Join us for the launch of Improving Effective Coverage in Health: Do Financial Incentives Work?, a new World Bank Policy Research Report that builds on the rigorous body of evidence accumulated on performance-based financing (PBF) to examine the impacts of PBF and draw lessons for the future of health financing. Financial incentives and performance pay to frontline health facilities and workers have gained popularity as an innovative approach to confront the challenge of poor health outcomes in low-income countries. This approach was a significant departure from previous financing that had little link to results and accountability. PBF projects included such financial incentives as well as transparency and accountability reforms.

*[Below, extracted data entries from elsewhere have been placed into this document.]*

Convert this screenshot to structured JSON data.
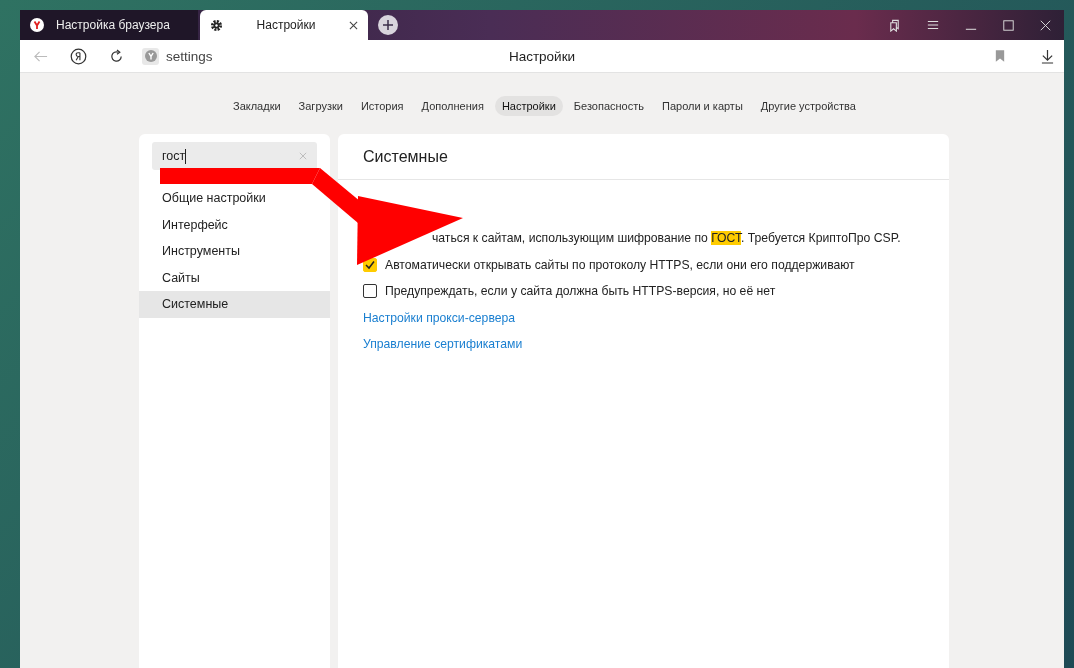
{
  "browser_tabs": [
    {
      "title": "Настройка браузера",
      "selected": false,
      "kind": "yandex"
    },
    {
      "title": "Настройки",
      "selected": true,
      "kind": "settings"
    }
  ],
  "address_bar": {
    "url": "settings",
    "page_title": "Настройки"
  },
  "nav_tabs": [
    {
      "label": "Закладки",
      "selected": false
    },
    {
      "label": "Загрузки",
      "selected": false
    },
    {
      "label": "История",
      "selected": false
    },
    {
      "label": "Дополнения",
      "selected": false
    },
    {
      "label": "Настройки",
      "selected": true
    },
    {
      "label": "Безопасность",
      "selected": false
    },
    {
      "label": "Пароли и карты",
      "selected": false
    },
    {
      "label": "Другие устройства",
      "selected": false
    }
  ],
  "search": {
    "value": "гост"
  },
  "sidebar": {
    "items": [
      {
        "label": "Общие настройки",
        "selected": false
      },
      {
        "label": "Интерфейс",
        "selected": false
      },
      {
        "label": "Инструменты",
        "selected": false
      },
      {
        "label": "Сайты",
        "selected": false
      },
      {
        "label": "Системные",
        "selected": true
      }
    ]
  },
  "section": {
    "title": "Системные",
    "options": [
      {
        "kind": "partial",
        "text": "чаться к сайтам, использующим шифрование по ",
        "highlight": "ГОСТ",
        "text_after": ". Требуется КриптоПро CSP."
      },
      {
        "kind": "checkbox",
        "label": "Автоматически открывать сайты по протоколу HTTPS, если они его поддерживают",
        "checked": true
      },
      {
        "kind": "checkbox",
        "label": "Предупреждать, если у сайта должна быть HTTPS-версия, но её нет",
        "checked": false
      }
    ],
    "links": [
      "Настройки прокси-сервера",
      "Управление сертификатами"
    ]
  }
}
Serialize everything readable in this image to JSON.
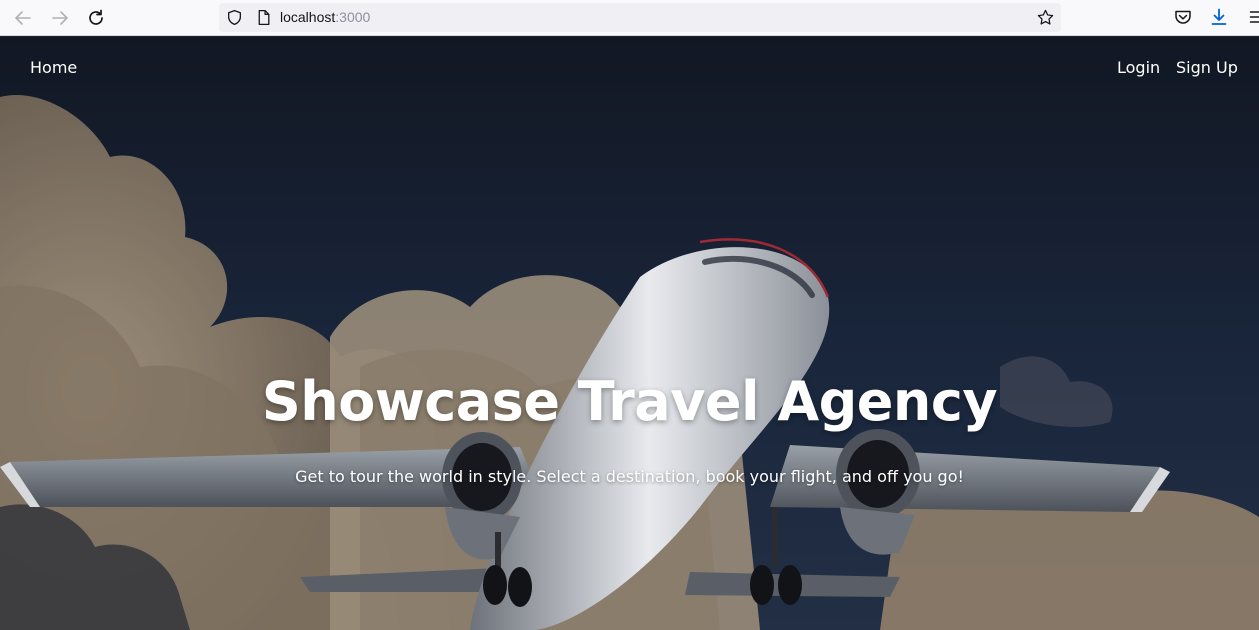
{
  "browser": {
    "url_host": "localhost",
    "url_port": ":3000",
    "icons": {
      "back": "arrow-left-icon",
      "forward": "arrow-right-icon",
      "reload": "reload-icon",
      "tracking": "shield-icon",
      "page": "page-icon",
      "bookmark": "star-icon",
      "pocket": "pocket-icon",
      "downloads": "download-icon",
      "menu": "hamburger-menu-icon"
    },
    "accent_color": "#0060df"
  },
  "nav": {
    "home": "Home",
    "login": "Login",
    "signup": "Sign Up"
  },
  "hero": {
    "title": "Showcase Travel Agency",
    "subtitle": "Get to tour the world in style. Select a destination, book your flight, and off you go!",
    "background_image": "airplane taking off among clouds",
    "text_color": "#ffffff"
  }
}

In this talk, report lead authors Damien de Walque and Eeshani Kandpal will review evidence on the impacts of PBF on health service delivery spanning fifteen years and nearly forty countries with a particular emphasis on the quality of service delivery. The PBF programs studied in the report have largely been implemented in primary healthcare—specifically maternal and child healthcare—in low-income countries, although the report also draws on some evidence from higher level health facilities and middle-income countries. The report documents that PBF projects produced gains in health outcomes compared to business-as-usual, but these gains did not necessarily result from the specific financial incentives and associated monitoring components of projects. Instead, impactful health financing reform may mean pivoting from performance pay while retaining other important aspects of PBF projects—like transparency, accountability, and decentralized frontline financing.

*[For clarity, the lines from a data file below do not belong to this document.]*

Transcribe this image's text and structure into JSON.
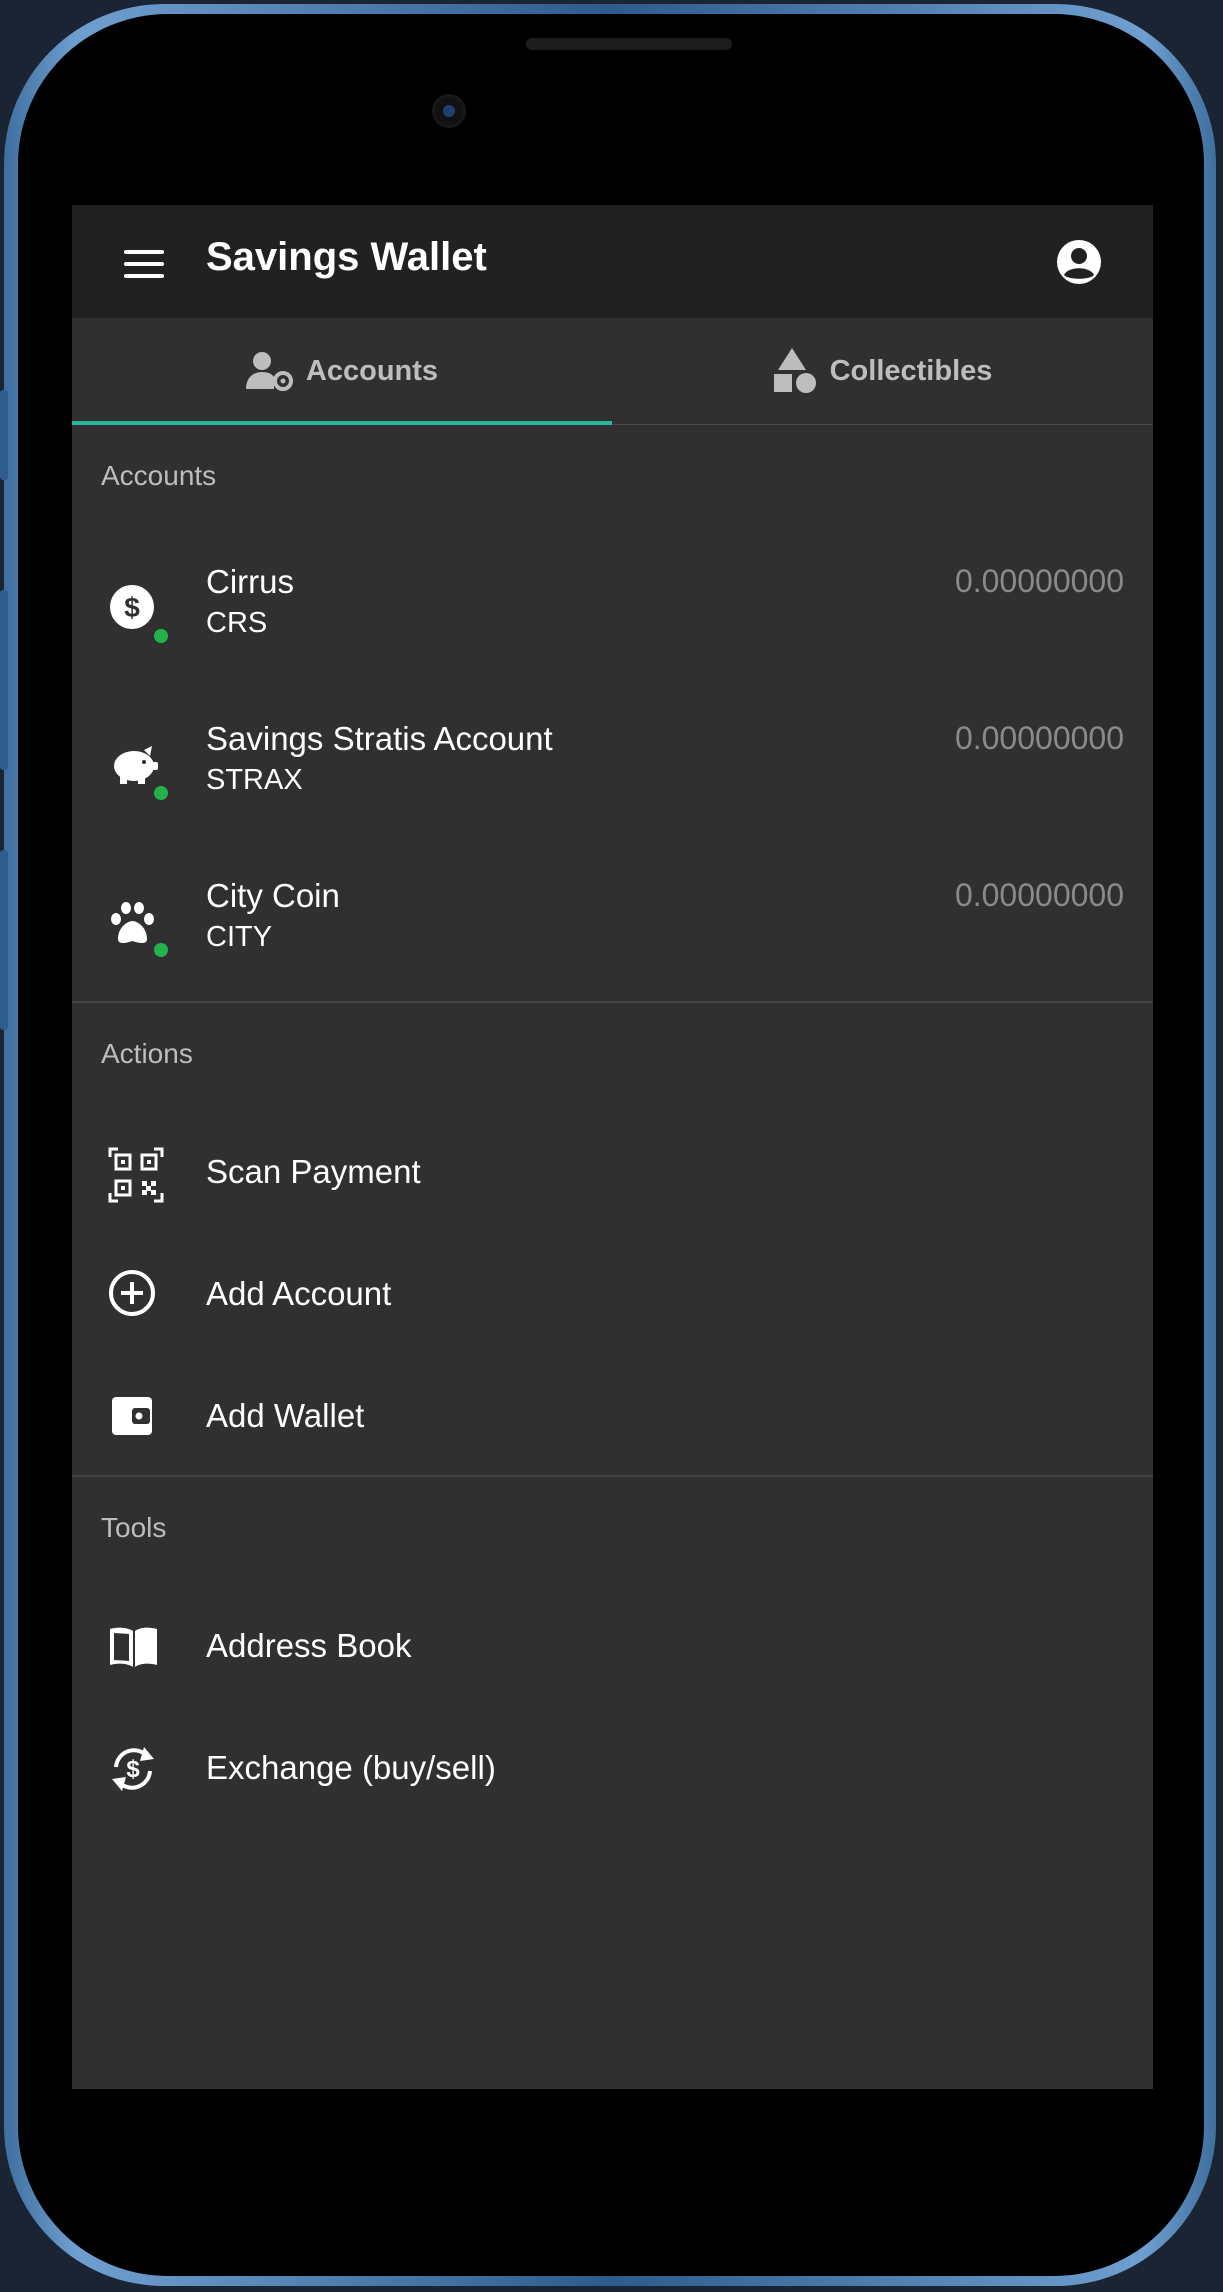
{
  "app": {
    "title": "Savings Wallet"
  },
  "icons": {
    "menu": "hamburger-menu-icon",
    "profile": "account-circle-icon",
    "tab_accounts": "users-gear-icon",
    "tab_collectibles": "shapes-icon"
  },
  "tabs": [
    {
      "label": "Accounts",
      "active": true
    },
    {
      "label": "Collectibles",
      "active": false
    }
  ],
  "accent_color": "#2ab69f",
  "status_color": "#22b24c",
  "sections": {
    "accounts": "Accounts",
    "actions": "Actions",
    "tools": "Tools"
  },
  "accounts": [
    {
      "name": "Cirrus",
      "symbol": "CRS",
      "balance": "0.00000000",
      "icon": "dollar-circle-icon"
    },
    {
      "name": "Savings Stratis Account",
      "symbol": "STRAX",
      "balance": "0.00000000",
      "icon": "piggy-bank-icon"
    },
    {
      "name": "City Coin",
      "symbol": "CITY",
      "balance": "0.00000000",
      "icon": "paw-icon"
    }
  ],
  "actions": [
    {
      "label": "Scan Payment",
      "icon": "qr-code-icon"
    },
    {
      "label": "Add Account",
      "icon": "plus-circle-icon"
    },
    {
      "label": "Add Wallet",
      "icon": "wallet-icon"
    }
  ],
  "tools": [
    {
      "label": "Address Book",
      "icon": "book-open-icon"
    },
    {
      "label": "Exchange (buy/sell)",
      "icon": "exchange-dollar-icon"
    }
  ]
}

In many low-and-middle income countries, health coverage has improved dramatically in the last two decades, but health outcomes have not. As such, effective coverage—a measure of service delivery that meets a minimum standard of quality—remains unacceptably low. This forthcoming Policy Research Report examines one specific policy approach to improving effective coverage: financial incentives in the form of performance-based financing (PBF), a package reform that typically includes performance pay to frontline health workers as well as facility autonomy, transparency, and community engagement.

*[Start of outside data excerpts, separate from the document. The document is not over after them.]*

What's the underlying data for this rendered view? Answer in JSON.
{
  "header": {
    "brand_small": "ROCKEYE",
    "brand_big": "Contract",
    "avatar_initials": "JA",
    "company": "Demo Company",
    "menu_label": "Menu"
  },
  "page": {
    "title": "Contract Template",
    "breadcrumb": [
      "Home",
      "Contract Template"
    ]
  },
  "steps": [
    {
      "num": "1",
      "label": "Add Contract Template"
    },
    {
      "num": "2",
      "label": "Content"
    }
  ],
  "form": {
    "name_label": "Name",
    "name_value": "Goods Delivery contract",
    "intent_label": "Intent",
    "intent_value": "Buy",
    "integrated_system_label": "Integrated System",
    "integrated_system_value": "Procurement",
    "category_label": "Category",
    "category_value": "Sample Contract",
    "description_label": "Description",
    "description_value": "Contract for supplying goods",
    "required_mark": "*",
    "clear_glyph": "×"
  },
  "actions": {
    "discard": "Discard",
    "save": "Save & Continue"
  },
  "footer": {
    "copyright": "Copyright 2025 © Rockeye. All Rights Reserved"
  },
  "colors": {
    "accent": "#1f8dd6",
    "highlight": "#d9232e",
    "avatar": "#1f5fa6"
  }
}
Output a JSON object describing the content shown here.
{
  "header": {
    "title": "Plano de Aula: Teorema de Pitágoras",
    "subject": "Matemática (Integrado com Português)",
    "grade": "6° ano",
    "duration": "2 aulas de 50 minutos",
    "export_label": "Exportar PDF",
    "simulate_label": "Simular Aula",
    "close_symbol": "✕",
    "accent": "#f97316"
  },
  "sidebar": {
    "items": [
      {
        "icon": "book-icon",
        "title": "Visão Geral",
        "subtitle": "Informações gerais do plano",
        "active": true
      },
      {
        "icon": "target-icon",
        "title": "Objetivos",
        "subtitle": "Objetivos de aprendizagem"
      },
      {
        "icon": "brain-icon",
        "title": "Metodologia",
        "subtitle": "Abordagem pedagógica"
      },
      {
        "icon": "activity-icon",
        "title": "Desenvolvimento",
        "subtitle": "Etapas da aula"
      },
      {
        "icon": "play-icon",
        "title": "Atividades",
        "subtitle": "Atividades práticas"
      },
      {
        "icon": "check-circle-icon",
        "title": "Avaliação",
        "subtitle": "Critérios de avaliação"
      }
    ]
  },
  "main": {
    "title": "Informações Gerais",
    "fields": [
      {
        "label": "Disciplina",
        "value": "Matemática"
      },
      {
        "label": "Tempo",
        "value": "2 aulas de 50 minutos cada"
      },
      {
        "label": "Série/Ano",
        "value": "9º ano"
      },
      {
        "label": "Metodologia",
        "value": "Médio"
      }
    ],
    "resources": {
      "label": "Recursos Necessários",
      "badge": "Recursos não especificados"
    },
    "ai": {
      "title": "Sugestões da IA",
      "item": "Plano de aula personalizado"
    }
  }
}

The report draws on a rich set of rigorous studies and new analysis. When compared with business-as-usual, in low-income settings with centralized health systems PBF can result in substantial gains in effective coverage. However, the relative benefits of PBF—the performance pay component in particular—are less clear when it is compared to two alternative approaches, direct facility financing which provides operating budgets to frontline health services with facility autonomy on allocation, but not performance pay, and demand-side financial support for health services (that is, conditional cash transfers and vouchers). Although PBF often results in improvements on the margins, closing the substantial gaps in effective health coverage is not yet within reach for many countries. Nonetheless, important lessons and experiences from the roll-out of PBF over the last decade can guide health financing into the future. In particular, to be successful, health financing reform may need to pivot from performance pay while retaining the elements of direct facility financing, autonomy, transparency, and community engagement.